Les soignants ne sont pas des malades comme les autres. Le constat était largement partagé par les participants au 2e colloque national « Soigner les professionnels de santé rendus vulnérables » ce mardi. « Il n’est pas facile d’être soigné quand on est soignant » explique Didier Sicard président du Colloque, « les médecins n’ont pas confiance dans les autres médecins. De plus ils ont honte de leur propre souffrance le silence est difficile à rompre il faut donc trouver des solutions originales » ajoute-t-il.

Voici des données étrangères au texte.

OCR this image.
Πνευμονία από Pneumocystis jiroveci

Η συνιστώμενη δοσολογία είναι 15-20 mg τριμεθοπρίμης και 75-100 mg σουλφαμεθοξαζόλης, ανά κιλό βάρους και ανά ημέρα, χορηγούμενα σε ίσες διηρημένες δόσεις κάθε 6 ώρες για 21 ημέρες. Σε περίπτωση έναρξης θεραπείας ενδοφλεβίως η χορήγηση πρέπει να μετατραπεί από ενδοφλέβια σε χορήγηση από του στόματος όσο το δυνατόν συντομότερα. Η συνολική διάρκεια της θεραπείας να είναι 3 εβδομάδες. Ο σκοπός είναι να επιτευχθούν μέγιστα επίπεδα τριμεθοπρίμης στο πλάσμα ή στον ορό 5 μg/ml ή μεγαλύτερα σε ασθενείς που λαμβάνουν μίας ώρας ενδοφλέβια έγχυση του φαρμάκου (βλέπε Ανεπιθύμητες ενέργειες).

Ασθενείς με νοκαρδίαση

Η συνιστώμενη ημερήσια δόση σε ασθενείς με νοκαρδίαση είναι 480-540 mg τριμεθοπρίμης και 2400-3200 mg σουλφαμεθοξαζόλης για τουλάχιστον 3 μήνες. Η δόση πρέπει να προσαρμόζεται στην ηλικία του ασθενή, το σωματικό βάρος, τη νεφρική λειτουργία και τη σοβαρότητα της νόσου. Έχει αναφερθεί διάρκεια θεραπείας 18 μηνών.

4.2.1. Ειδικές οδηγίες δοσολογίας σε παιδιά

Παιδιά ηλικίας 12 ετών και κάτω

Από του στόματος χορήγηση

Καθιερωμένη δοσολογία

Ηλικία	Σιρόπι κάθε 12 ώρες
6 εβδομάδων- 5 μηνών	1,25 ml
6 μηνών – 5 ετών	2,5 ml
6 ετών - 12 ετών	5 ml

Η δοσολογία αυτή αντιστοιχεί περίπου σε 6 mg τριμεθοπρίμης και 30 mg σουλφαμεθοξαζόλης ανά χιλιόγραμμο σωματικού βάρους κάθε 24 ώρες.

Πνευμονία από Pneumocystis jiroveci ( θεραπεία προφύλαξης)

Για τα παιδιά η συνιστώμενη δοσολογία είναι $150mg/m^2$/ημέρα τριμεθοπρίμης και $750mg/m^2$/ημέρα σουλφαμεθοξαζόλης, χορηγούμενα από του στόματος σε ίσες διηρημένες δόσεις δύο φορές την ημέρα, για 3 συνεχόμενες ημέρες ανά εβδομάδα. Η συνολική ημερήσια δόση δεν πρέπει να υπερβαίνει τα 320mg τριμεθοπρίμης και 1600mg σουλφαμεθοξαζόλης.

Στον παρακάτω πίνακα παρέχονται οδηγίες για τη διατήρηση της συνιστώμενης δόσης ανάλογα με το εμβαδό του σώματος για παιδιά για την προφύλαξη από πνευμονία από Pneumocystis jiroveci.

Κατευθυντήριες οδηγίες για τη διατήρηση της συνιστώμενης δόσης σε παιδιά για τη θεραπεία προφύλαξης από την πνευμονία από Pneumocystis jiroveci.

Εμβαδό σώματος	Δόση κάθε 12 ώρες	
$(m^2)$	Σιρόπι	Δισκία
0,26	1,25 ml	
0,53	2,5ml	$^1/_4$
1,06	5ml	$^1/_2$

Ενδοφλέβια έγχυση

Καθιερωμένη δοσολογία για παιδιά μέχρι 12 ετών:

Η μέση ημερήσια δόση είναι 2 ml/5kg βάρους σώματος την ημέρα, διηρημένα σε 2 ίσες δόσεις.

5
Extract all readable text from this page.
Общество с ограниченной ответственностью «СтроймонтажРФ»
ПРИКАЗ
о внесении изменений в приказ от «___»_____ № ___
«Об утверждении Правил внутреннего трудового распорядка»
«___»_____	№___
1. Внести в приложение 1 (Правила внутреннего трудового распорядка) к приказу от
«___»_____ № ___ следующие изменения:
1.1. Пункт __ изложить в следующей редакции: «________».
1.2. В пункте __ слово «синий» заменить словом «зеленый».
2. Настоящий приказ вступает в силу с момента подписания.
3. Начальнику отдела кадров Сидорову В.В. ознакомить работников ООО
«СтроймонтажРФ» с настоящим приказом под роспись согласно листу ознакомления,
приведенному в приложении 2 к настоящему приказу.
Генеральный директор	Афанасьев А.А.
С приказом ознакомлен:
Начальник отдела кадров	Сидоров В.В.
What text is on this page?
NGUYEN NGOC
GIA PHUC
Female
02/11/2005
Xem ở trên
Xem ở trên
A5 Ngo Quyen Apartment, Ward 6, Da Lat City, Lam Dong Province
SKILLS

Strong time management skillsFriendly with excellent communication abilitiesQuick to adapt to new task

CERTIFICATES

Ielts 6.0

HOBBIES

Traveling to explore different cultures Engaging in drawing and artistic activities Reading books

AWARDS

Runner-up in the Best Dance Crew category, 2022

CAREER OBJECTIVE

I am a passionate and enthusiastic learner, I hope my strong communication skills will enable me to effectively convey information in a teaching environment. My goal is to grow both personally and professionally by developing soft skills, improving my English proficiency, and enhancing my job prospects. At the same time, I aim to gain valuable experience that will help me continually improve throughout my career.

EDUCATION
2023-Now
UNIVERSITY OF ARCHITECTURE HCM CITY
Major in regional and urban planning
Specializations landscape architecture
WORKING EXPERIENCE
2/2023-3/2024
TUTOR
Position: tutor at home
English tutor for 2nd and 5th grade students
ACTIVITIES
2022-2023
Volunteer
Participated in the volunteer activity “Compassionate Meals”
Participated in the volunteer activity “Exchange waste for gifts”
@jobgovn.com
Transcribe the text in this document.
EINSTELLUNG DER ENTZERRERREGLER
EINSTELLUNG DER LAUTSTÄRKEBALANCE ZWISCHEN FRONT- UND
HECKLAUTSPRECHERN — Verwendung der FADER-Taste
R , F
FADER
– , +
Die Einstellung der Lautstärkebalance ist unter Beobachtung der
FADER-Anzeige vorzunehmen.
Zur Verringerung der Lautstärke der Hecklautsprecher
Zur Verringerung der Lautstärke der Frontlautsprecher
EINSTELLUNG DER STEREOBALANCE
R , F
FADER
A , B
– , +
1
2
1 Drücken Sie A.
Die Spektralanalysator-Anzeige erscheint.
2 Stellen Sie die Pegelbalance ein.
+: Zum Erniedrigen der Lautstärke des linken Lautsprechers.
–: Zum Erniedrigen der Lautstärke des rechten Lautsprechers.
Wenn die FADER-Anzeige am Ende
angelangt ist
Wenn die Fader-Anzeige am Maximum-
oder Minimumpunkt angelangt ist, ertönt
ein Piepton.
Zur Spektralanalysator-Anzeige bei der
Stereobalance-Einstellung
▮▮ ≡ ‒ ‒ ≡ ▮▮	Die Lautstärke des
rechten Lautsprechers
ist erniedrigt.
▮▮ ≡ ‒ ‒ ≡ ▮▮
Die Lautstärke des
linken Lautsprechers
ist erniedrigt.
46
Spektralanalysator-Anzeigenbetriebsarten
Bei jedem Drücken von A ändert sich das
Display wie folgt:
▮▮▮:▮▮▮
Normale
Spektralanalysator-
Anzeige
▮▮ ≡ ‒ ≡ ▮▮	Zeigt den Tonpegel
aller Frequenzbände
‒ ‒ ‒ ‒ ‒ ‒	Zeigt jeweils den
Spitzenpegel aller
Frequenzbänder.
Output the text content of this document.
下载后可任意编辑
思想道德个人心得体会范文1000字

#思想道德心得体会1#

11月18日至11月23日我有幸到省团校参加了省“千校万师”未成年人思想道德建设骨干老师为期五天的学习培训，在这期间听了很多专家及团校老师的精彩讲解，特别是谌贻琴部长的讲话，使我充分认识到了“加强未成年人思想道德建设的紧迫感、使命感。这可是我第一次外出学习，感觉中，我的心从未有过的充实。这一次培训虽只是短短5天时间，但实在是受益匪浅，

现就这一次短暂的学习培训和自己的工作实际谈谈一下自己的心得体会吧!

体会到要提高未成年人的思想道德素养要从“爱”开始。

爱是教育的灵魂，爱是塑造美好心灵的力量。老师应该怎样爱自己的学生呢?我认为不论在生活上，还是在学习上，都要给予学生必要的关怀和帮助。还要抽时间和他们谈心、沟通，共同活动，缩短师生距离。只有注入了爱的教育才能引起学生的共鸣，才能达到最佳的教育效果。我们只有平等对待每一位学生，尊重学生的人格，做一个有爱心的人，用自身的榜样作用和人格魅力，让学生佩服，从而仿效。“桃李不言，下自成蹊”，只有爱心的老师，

Pour les professionnels de santé en souffrance, il est en tout cas clair qu’ils veulent très majoritairement être pris en charge par des structures dédiées, qu’il s’agisse des plateformes d’appel ou des unités de soins. C’est la raison pour laquelle l’association Soins aux professionnels de santé (SPS) a lancé le 28 novembre une plateforme d’appel nationale « interprofessionnelle, indépendante, tenue au secret médical, offrant écoute psychologique, aide et orientation ». Le numéro vert 0 805 23 23 36 est accessible 24h sur 24.

Ce n’est pas la première fois qu’un tel dispositif est créé, puisque comme l’a rappelé lors du colloque, Eric Galam, coordinateur de l’Association d’aide aux professionnels de santé et médecins libéraux (AAPml) « ce que vous avez lancé existe déjà », son association ayant créé un numéro d’appel il y a plusieurs années. D’autres numéros existent aussi à des échelles régionales, « le but n’est pas de remplacer les autres ou de se concurrencer mais de joindre nos forces de s’appuyer sur ce qui se fait déjà » a rappelé Eric Henry président de SPS.

L’objectif de SPS est aussi de déployer en région des établissements de soins dédiés, un cahier des charges a donc été défini. L’association table sur une unité par région au minimum avec une capacité de 20 à 30 lits en moyenne. Les pathologies ciblées particulièrement sont le burnout, la dépression, les addictions ou encore les troubles liés à des conflits interpersonnels au sein d’établissements de soins (harcèlement…).